Laurence Hart recently published an article on CMSWiRE about AI and enterprise search that I found interesting. In it, he lays out some good arguments about why the expectations for AI and enterprise search are a bit overinflated. This is probably a natural part of they hype cycle that AI is currently traversing. While AI probably won’t revolutionize enterprise search overnight, it definitely has the potential to offer meaningful improvements in the short term. One of the areas where I think we can get some easy improvements is by using natural language processing to extract things that might be relevant to search, along with some context around those things. For example, it is handy to be able to search for documents that contain references to people, places, organizations or specific dates using something more than a simple keyword search. It’s useful for your search to know the difference between the china you set on your dinner table and China the country, or Alfresco the company vs eating outside. Expanding on this work, it might also be useful to do some sentiment analysis on a document, or extract specific parts of it for automatic classification.
Stanford offers a set of tools to help with common natural language processing (NLP) tasks. The Stanford CoreNLP project consists of a framework and variety of annotators that handle tasks such as sentiment analysis, part of speech tagging, lemmatization, named entity extraction, etc. My favorite thing about this particular project is how they have simply dropped the barriers to trying it out to zero. If you want to give the project a spin and see how it would annotate some text with the base models, Stanford helpfully hosts a version you can test out. I spent an afternoon throwing text at it, both bits I wrote, and bits that come from some of my test document pool. At first glance it seems to do a pretty good job, even with nothing more than the base models loaded.
I’d like to prove out some of these concepts and explore them further, so I’ve started a simple project to connect Stanford CoreNLP with the Alfresco Content Services platform. The initial goals are simple: Take text from an document stored in Alfresco, run it through a few CoreNLP annotators, extract data from the generated annotations, and store that data as Alfresco metadata. This will make annotation data such as named entities (dates, places, people, organizations) directly searchable via Alfresco Search Services. I’m starting with an Alfresco Repository Action that calls CoreNLP since that will be easy to test on individual documents. It would be pretty straightforward to take this component and run it as a metadata extractor, which might make more sense in the long run. Like most of my Alfresco extension or integration projects, this roughly follows the Service Action Pattern.
Stanford CoreNLP makes the integration bits pretty easy. You can run CoreNLP as a standalone server, and the project helpfully provides a Java client (StandfordCoreNLPClient) that somewhat closely mirrors the annotation pipeline so if you already know how to use CoreNLP locally, you can easily get it working from an Alfresco integration. This will also help with scalability since CoreNLP can be memory hungry and running the NLP engine in a separate JVM or server from Alfresco definitely makes sense. It also makes sense to be judicious about what annotators you run, so that should be configurable in Alfresco. It also make sense to limit the size of the text that gets sent to CoreNLP, so long term some pagination will probably be necessary to break down large files into more manageable pieces. The CoreNLP project itself provides some great guidance on getting the best performance out of the tool.

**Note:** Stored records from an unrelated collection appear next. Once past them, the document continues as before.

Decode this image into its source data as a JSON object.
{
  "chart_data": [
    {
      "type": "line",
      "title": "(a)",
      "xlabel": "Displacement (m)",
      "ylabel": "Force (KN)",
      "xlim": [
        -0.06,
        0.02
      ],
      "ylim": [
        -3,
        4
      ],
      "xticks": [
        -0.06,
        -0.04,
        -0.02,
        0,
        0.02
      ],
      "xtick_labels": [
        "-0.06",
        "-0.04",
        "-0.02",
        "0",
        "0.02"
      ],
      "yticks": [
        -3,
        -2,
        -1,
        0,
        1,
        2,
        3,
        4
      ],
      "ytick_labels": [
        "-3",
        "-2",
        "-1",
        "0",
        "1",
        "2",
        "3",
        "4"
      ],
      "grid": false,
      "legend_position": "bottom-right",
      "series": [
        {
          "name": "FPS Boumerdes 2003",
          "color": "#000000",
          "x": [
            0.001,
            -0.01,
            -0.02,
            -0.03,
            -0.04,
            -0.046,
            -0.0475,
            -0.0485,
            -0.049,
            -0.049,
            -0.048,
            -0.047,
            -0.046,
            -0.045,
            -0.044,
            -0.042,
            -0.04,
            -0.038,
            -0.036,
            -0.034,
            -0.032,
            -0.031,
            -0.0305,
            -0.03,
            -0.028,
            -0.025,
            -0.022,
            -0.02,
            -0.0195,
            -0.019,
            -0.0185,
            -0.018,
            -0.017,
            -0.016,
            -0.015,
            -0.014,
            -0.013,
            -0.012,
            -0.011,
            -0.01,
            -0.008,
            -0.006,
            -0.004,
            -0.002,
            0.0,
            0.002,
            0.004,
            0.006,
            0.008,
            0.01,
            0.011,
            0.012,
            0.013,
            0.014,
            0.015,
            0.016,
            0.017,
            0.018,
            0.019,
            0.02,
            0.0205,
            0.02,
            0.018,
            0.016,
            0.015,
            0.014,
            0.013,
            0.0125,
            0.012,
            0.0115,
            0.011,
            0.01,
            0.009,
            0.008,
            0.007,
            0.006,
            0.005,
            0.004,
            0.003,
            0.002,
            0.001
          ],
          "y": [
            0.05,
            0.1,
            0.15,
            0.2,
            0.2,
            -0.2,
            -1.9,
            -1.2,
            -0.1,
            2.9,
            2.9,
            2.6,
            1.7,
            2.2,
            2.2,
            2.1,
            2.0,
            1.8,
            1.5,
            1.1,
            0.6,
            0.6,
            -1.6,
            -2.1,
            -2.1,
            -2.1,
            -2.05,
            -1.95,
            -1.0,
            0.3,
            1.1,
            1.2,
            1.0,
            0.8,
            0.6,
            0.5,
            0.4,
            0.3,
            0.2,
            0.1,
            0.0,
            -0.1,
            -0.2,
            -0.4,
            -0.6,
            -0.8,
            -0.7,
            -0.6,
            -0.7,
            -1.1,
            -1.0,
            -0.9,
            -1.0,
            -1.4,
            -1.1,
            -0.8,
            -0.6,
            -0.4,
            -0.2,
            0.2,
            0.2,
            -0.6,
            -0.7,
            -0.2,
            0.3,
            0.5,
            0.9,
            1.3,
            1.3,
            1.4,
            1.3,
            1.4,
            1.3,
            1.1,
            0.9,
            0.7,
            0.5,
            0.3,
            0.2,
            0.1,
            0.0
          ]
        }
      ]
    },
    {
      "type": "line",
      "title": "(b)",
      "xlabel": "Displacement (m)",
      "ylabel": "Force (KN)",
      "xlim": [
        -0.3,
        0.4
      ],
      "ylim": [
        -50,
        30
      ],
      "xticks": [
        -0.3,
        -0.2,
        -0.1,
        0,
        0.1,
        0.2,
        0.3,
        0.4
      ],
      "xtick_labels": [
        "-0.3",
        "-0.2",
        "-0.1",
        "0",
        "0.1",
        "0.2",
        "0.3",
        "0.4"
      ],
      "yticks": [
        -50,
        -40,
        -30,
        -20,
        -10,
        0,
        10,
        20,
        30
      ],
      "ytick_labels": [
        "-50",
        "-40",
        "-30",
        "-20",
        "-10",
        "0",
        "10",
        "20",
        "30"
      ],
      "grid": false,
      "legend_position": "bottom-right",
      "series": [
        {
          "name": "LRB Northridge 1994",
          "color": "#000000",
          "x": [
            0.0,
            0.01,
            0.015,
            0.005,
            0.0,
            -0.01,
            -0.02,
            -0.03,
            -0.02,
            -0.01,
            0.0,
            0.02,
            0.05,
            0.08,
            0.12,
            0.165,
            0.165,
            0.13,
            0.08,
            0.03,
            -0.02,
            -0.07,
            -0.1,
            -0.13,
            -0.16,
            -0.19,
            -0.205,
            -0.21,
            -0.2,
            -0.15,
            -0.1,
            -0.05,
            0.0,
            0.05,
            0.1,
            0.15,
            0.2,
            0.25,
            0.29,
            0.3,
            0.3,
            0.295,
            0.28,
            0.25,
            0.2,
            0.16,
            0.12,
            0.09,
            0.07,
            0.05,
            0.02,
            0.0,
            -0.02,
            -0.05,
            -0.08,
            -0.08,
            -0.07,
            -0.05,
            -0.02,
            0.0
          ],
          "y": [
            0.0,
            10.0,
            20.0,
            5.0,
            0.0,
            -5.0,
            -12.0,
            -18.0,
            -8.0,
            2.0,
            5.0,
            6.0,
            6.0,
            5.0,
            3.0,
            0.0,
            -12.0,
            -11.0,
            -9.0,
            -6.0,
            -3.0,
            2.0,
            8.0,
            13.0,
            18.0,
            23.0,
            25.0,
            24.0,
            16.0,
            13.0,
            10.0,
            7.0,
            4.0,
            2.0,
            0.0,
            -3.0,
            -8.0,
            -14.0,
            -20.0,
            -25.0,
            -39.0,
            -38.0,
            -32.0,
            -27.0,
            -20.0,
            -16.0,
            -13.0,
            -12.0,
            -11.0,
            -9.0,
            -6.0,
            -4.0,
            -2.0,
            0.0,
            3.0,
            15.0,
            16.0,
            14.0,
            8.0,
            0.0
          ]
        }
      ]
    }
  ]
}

A couple of notes about using CoreNLP programmatically from other applications. First, if you just provide a host name (like localhost) then CoreNLP assumes that you will be connecting via HTTPS. This will cause the StanfordCoreNLPClient to not respond if your server isn’t set up for it. Oddly, it also doesn’t seem to throw any kind of useful exception, it just sort of, well, stops. If you don’t want to use HTTPS, make sure to specify the protocol in the host name. Second, Stanford makes it pretty easy to use CoreNLP in your application by publishing on Maven Central, but the model jars aren’t there. You’ll need to download those separately. Third, CoreNLP can use a lot of memory for processing large amounts of text. If you plan to do this kind of thing at any kind of scale, you’ll need to run the CoreNLP bits on a separate JVM, and possibly a separate server. I can’t imagine that Alfresco under load and CoreNLP in the same JVM would yield good results. Fourth, the client also has hefty memory requirements. In my testing, running CoreNLP client in an Alfresco action with less than 2GB of memory caused out of memory errors when processing 5-6 pages of dense text. Finally, the pipeline that you feed CoreNLP is ordered. If you don’t have the correct annotators in there in the right order, you won’t get the results you expect. Some annotators have dependencies, which aren’t always clear until you try to process some text and it fails. Thankfully the error message will tell you what other annotators you need in the pipeline for it to work.
After some experimentation I’m not sure that CoreNLP is really well suited for integration with a content services platform. I had hoped that most of the processing using StanfordCoreNLPClient to connect to a server would take place on the server, and only results would be returned but that doesn’t appear to be the case. I still think that using NLP tools to enhance search has merit though. If you want to play around with this idea yourself you can find my PoC code on Github. It’s a toy at this point, but might help others understand Alfresco, some intricacies of CoreNLP, or both. As a next step I’m going to look at OpenNLP and a few other tools to better understand both the concepts and the space.